A few weeks ago I wrote about desert island music and added an entry to the list of albums I would want to listen while avoiding smoke monsters, brooding actors and plot holes on a primitive paradise.  While making such a bold proclamation, I did not expect that there would be two such albums released within a month of each other since I hadn’t had any challengers to my list since 2004.  And as much as I like hip-hop, I haven’t had such an album crack that list.

That trend may continue, because to classify This Is Our Science as hip-hop is to paint with broad strokes.  Any time I read a comparison of Astronautalis to Marshall Mathers, it makes me want to sneak up behind the blogger at a coffee shop and rap their knuckles with a biscotti.  It is true that Andy Bothwell got his start as a battle rapper a decade and a half ago, but as Astronautalis, he has cultivated a fan base with energetic live shows and freestyle rapping and developing a sound that defies genres.  The latest release harnesses this energy, yet betrays a level of weariness in Bothwell’s voice; all while taking the hip-hop genre and turning it on its head.

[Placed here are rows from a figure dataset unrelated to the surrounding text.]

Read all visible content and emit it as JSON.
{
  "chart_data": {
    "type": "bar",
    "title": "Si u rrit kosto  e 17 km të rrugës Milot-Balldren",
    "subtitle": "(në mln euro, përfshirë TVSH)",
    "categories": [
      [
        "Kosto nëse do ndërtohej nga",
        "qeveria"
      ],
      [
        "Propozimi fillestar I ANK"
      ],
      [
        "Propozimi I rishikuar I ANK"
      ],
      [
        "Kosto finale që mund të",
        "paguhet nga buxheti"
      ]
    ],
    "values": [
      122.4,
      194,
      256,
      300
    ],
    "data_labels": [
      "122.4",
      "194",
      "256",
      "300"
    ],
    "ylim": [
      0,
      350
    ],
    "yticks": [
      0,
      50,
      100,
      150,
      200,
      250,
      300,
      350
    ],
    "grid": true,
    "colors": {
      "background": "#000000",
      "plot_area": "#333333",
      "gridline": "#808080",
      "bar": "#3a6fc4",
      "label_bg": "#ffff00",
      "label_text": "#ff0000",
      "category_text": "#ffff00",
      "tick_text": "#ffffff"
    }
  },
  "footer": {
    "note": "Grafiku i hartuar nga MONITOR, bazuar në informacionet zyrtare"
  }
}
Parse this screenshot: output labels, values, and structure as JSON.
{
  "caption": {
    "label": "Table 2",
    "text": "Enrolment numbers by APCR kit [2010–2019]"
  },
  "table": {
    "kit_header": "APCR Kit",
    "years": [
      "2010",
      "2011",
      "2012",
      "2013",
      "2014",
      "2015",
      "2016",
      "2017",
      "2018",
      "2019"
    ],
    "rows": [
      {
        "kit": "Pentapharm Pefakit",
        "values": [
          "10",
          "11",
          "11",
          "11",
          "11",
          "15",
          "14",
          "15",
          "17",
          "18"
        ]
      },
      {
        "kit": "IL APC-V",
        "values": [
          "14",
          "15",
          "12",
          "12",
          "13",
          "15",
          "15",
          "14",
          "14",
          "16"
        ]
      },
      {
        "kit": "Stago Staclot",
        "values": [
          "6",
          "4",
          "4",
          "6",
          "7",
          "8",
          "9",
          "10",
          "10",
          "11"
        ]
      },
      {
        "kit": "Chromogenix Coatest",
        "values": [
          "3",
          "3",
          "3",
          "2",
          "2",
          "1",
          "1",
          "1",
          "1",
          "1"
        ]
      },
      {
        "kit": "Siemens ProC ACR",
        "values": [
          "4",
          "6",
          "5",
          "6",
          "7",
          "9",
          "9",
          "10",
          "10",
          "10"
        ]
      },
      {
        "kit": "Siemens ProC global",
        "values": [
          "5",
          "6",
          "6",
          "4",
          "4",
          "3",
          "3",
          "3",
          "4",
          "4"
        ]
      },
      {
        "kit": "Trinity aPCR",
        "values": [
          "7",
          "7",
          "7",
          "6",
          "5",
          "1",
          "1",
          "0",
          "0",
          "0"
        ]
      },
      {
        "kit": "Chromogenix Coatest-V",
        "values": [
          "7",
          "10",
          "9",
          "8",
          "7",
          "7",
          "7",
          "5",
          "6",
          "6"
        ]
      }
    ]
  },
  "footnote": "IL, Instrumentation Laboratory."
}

When the album opens with “The River, The Woods,” Astronautalis’ gravelly staccato rhymes fire shots into the listener’s eardrums.  The backdrop to his lyrical artistry is more than just drum-and-bass beats with a full band playing guitar, drums, piano and keyboards.  The album keeps pace while Bothwell tells the stories of his personal experiences and shifts between crooning and rapping.  Just when you start to key in on the sound, you are thrown a changeup with a piano accompanied back-alley bar ballad “Measure The Globe.”

To keep the baseball analogy going, Bothwell treats this release like a veteran pitcher, relying on guile and a multitude of different looks he can give to keep listeners guessing what the next song holds in store for them.  There are the stalwarts of references to dead scientists, vagabond tales from the road, falling victim to lust, and guest vocalists to add depth to each track.  Most noteworthy of these are Sims’ down-tempo rhymes on the soldier’s death march, “Thomas Jefferson” and indie rock darling Tegan Quinn on the undeniably pop track, “Contrails.”  Finally, just to really confuse everyone, he dons the mantle of the bible-thumping evangelist in “Holy Water” complete with heavy sighs and ghost-like wails in the background.

The real struggle I have with this album is how to illustrate its richness.  When reaching the penultimate track, “Secrets On Our Lips,” a perfect classic rock ballad, Astronautalis shows a grandness of scope that is impossible to translate to words.  Just when he takes your breath away with the song, he gives the listener a chance to regroup with the final tale of the road, “The Curse,” which perfectly captures the witching hour of an after party when “everyone who’s drinking is already drunk or sleeping/everyone who isn’t is just too political to talk to” and reminds me of every party where I happened to still be awake at 3 am.  That is the power of storytelling.

To describe This Is Our Science is like trying to show someone who has never been to the Grand Canyon a photograph of it and saying: “Yeah? Pretty big, huh?”  I could scour a thesaurus and take several years of writing classes and it would be impossible to do it justice.  So I turn the responsibility over to you to go out and listen for yourself and decide if I am crazy to want to add two new albums to my desert island library.

Or if bloggers need to file a restraining order to keep me 50 feet away from all Starbucks locations.